(SEATTLE) — Oregon’s Port of Portland on the Willamette River is home to Ash Grove Cement Company’s privately-owned deepwater facility with 230 feet of berthing space and silos with a 1,400-ton storage capacity.
Inbound bulkers and barges cross the world’s most dangerous bar, transit 100 river miles of the Columbia River, and navigate 10 miles of the Willamette before reaching this import terminal. Ash Grove’s terminal is where clinker, limestone, and other raw materials are offloaded and processed into finished products used to construct concrete roadways and buildings or increase the grain yield of the Willamette agricultural valley.
Ash Grove approached Markey to supply a mooring winch system capable of maintaining constant line tension and vessel position within a range of +/- 0.5 feet over the course of several days’ time vessels are alongside. The challenge for Markey’s designers was produce a machine-control system to counter twice daily tidal changes and artificially high river currents caused by 100 years of dredging this section of river running through Portland.
With Ash Grove’s operators providing key local knowledge, Markey winch engineers arranged a system of two winches reeved through intermediate fairleads producing twin breasting lines running parallel the wharf. Winch placement and line arrangement drove the requirements to work 125 feet of 1-inch diameter rope for mooring. Reviewing designs of existing robust mooring winches, engineers identified a Markey model DESMG-20 with drums having 20-inch barrels, 34-inch diameter flanges and 20-inch widths as a well proven and suitable design for Ash Grove’s application.
Numerical modeling supported a decision to use 15-horsepower encoder-brake-motors driving the drum through two speed reducers, all rated for around the clock (continuous) duty. The winches produce 29,500 pounds of needed line pull with up to 15 feet per minute speeds.
Electrical engineers developed a bespoke power and control system with selectable modes tailored for this terminal’s operations. Ash Grove operators choose from three operating modes when mooring vessels, transferring cargo or recovering lines. Choosing the manual mode permits joystick control of drum direction and speed for passing lines, taking up slack, and tensioning or recovering hawsers.
With fore and aft breast lines tensioned, selecting the automatic mode allows the operator to adjust the maximum torque the winch motors exert on the mooring lines. Take the example of compensating for river current. Under most conditions operators will set the downstream winch tension to a particular percent value and set the upstream winch to a value 20 percent higher. The higher pull of the fore breast line holds the vessel fast to the dolphins and also prevents the current causing the bow to yaw. Conveniently, lowering the torque setting of one winch while raising the setting of the other provides the operator a safe and precise way to shift the vessel – improving the efficiency of conveyor operations.

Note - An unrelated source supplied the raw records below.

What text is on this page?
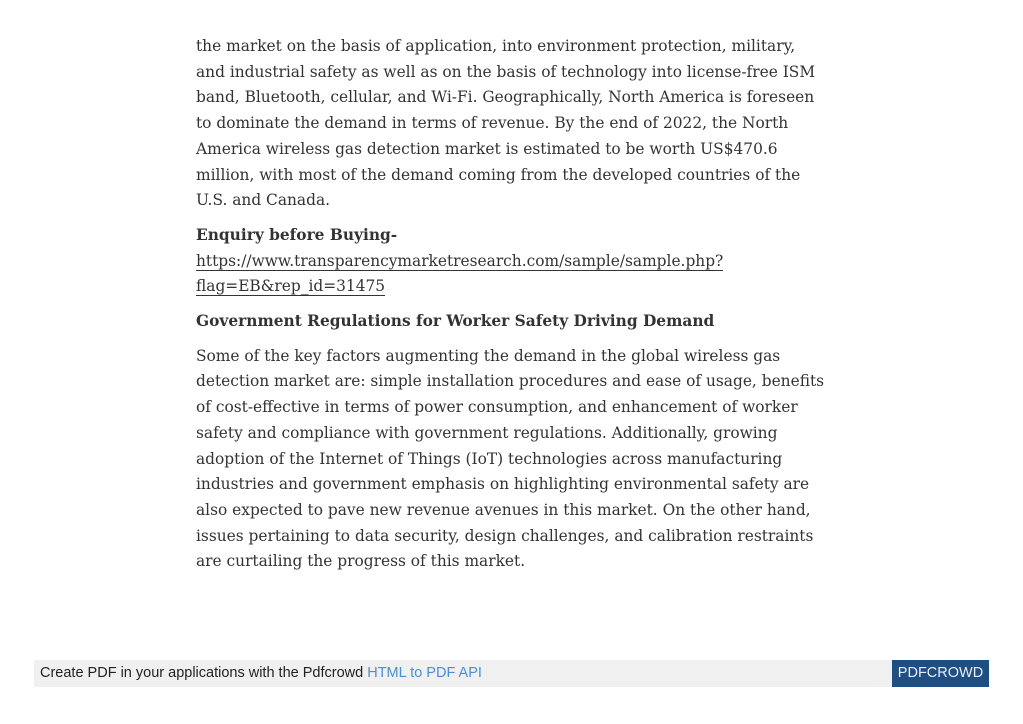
the market on the basis of application, into environment protection, military, and industrial safety as well as on the basis of technology into license-free ISM band, Bluetooth, cellular, and Wi-Fi. Geographically, North America is foreseen to dominate the demand in terms of revenue. By the end of 2022, the North America wireless gas detection market is estimated to be worth US$470.6 million, with most of the demand coming from the developed countries of the U.S. and Canada.

Enquiry before Buying-

https://www.transparencymarketresearch.com/sample/sample.php?
flag=EB&rep_id=31475

Government Regulations for Worker Safety Driving Demand

Some of the key factors augmenting the demand in the global wireless gas detection market are: simple installation procedures and ease of usage, benefits of cost-effective in terms of power consumption, and enhancement of worker safety and compliance with government regulations. Additionally, growing adoption of the Internet of Things (IoT) technologies across manufacturing industries and government emphasis on highlighting environmental safety are also expected to pave new revenue avenues in this market. On the other hand, issues pertaining to data security, design challenges, and calibration restraints are curtailing the progress of this market.

Create PDF in your applications with the Pdfcrowd HTML to PDF API	PDFCROWD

With auto mode engaged on both winches, a push button – start position hold – pops up on the touch-screen display. Pressing this push button activates the positioning mode. When activated, algorithms assume control of the system by constantly monitoring the scope and tension on both the mooring lines and position of the vessel and automatically and precisely adjusting the moor. As changes in draft occur during operations, the systems control algorithms sense changes in actual line tension and calculates how much the position has drifted before automatically readjusting mooring line tension and correcting the vessels position.
To replace tell tales spliced into traditional lines, the mooring controls feature operator-customizable alarm settings that are triggered by excessive line tensions, vessels out of position, motor controller alarm conditions or air conditioner failures. Ash Grove terminal operators report their new mooring system so effective for terminal operations, they often set the controls and forget the system is operating until its time to recover mooring lines.